The well-known historian Vinay Lal, in the afterword to the book, writes about the politics of history in India and how we are close to demolishing the civilisational ethos that has been developed over thousands of years. The idea of the nation-state, Lal writes, “has been the most potent of poisons that Europe has shared with the world, not least of all India”. He argues that the nation-state abhors diversity. It has always been birthed in violence, by forcibly suppressing or alienating people opposed to the idea of being defined by a single language, religion, or colour.

When the past is held ransom to the ideological principles of one political party, or stowed away inside the box of patriotism and national interest, it destroys the essence of being Indian. Lal’s essays demonstrate the power that well-researched and energetically argued ideas can wield in a world that has developed a growing distaste for complexity.

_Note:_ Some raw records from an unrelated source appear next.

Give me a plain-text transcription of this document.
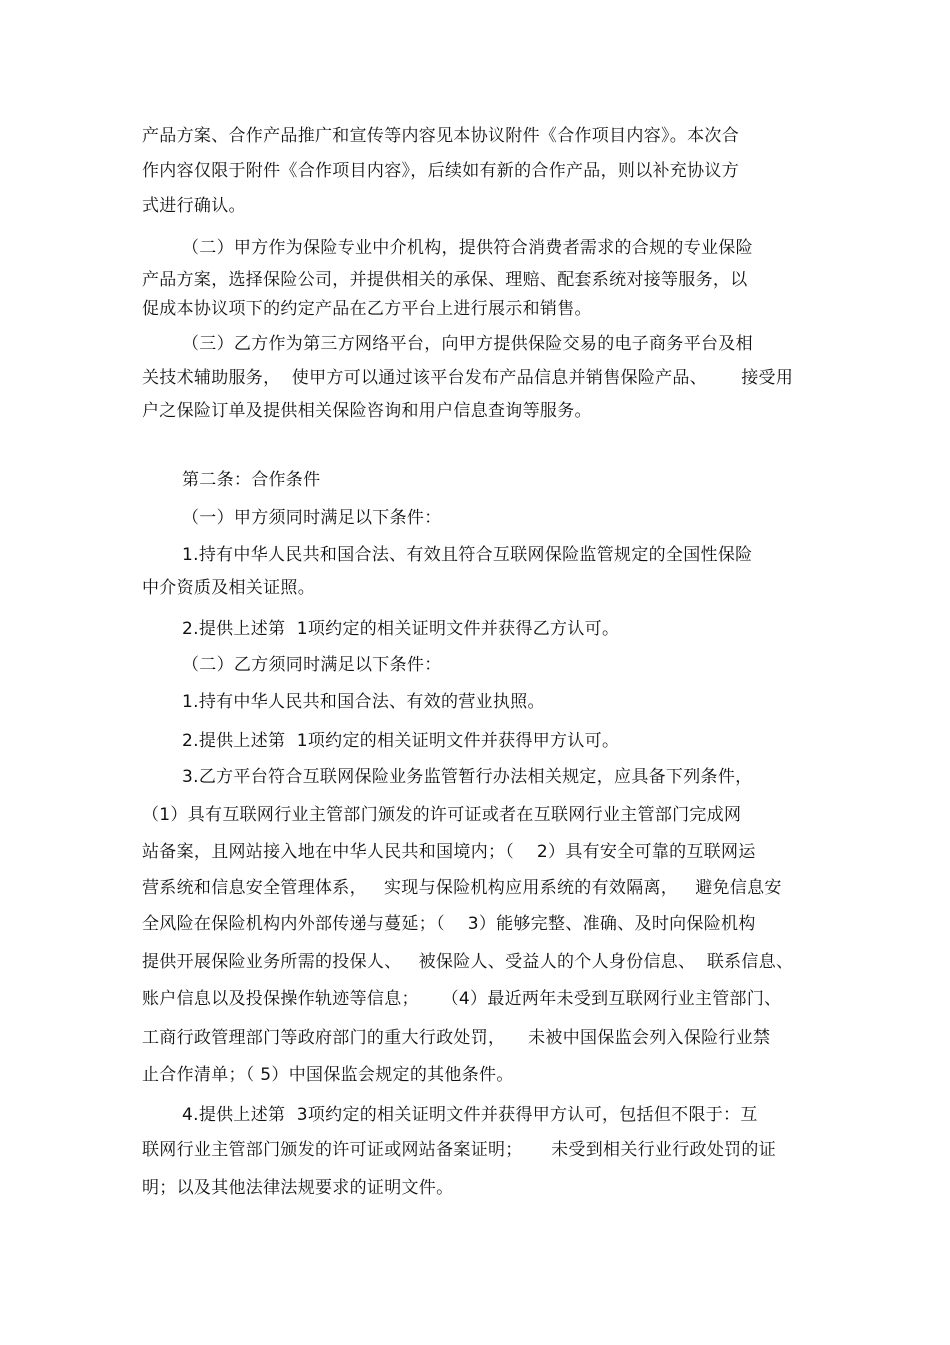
产品方案、合作产品推广和宣传等内容见本协议附件《合作项目内容》。本次合
作内容仅限于附件《合作项目内容》，后续如有新的合作产品，则以补充协议方
式进行确认。
（二）甲方作为保险专业中介机构，提供符合消费者需求的合规的专业保险
产品方案，选择保险公司，并提供相关的承保、理赔、配套系统对接等服务，以
促成本协议项下的约定产品在乙方平台上进行展示和销售。
（三）乙方作为第三方网络平台，向甲方提供保险交易的电子商务平台及相
关技术辅助服务，  使甲方可以通过该平台发布产品信息并销售保险产品、      接受用
户之保险订单及提供相关保险咨询和用户信息查询等服务。
第二条：合作条件
（一）甲方须同时满足以下条件：
1.持有中华人民共和国合法、有效且符合互联网保险监管规定的全国性保险
中介资质及相关证照。
2.提供上述第  1项约定的相关证明文件并获得乙方认可。
（二）乙方须同时满足以下条件：
1.持有中华人民共和国合法、有效的营业执照。
2.提供上述第  1项约定的相关证明文件并获得甲方认可。
3.乙方平台符合互联网保险业务监管暂行办法相关规定，应具备下列条件，
（1）具有互联网行业主管部门颁发的许可证或者在互联网行业主管部门完成网
站备案，且网站接入地在中华人民共和国境内；（    2）具有安全可靠的互联网运
营系统和信息安全管理体系，   实现与保险机构应用系统的有效隔离，   避免信息安
全风险在保险机构内外部传递与蔓延；（    3）能够完整、准确、及时向保险机构
提供开展保险业务所需的投保人、   被保险人、受益人的个人身份信息、  联系信息、
账户信息以及投保操作轨迹等信息；    （4）最近两年未受到互联网行业主管部门、
工商行政管理部门等政府部门的重大行政处罚，    未被中国保监会列入保险行业禁
止合作清单；（ 5）中国保监会规定的其他条件。
4.提供上述第  3项约定的相关证明文件并获得甲方认可，包括但不限于：互
联网行业主管部门颁发的许可证或网站备案证明；     未受到相关行业行政处罚的证
明；以及其他法律法规要求的证明文件。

Not all essays hit the perfect pitch. Some fail to convert the novelty of the ideas being explored into a cogently argued piece of writing and some get tangled in the circuitous wheels of their own reasoning. The book would have also benefited from a more diligent language editor. Names have been misspelt and there is no consistency in the spelling used for common words — one word is spelt in four different ways within the span of a page. Also, the formal academic style employed by some essayists needed rewriting. The multiplicity of voices also seems cacophonous at times.

This does not take away from the monumental effort that the team that conceptualised the book has undertaken. Apart from providing readers with an abundance of ideas, they have helped recreate the experience of ancient town squares, where debate and dissent were used to further arguments and not as reasons for incarceration. Even if the book establishes the importance of such spaces, it would have served its purpose.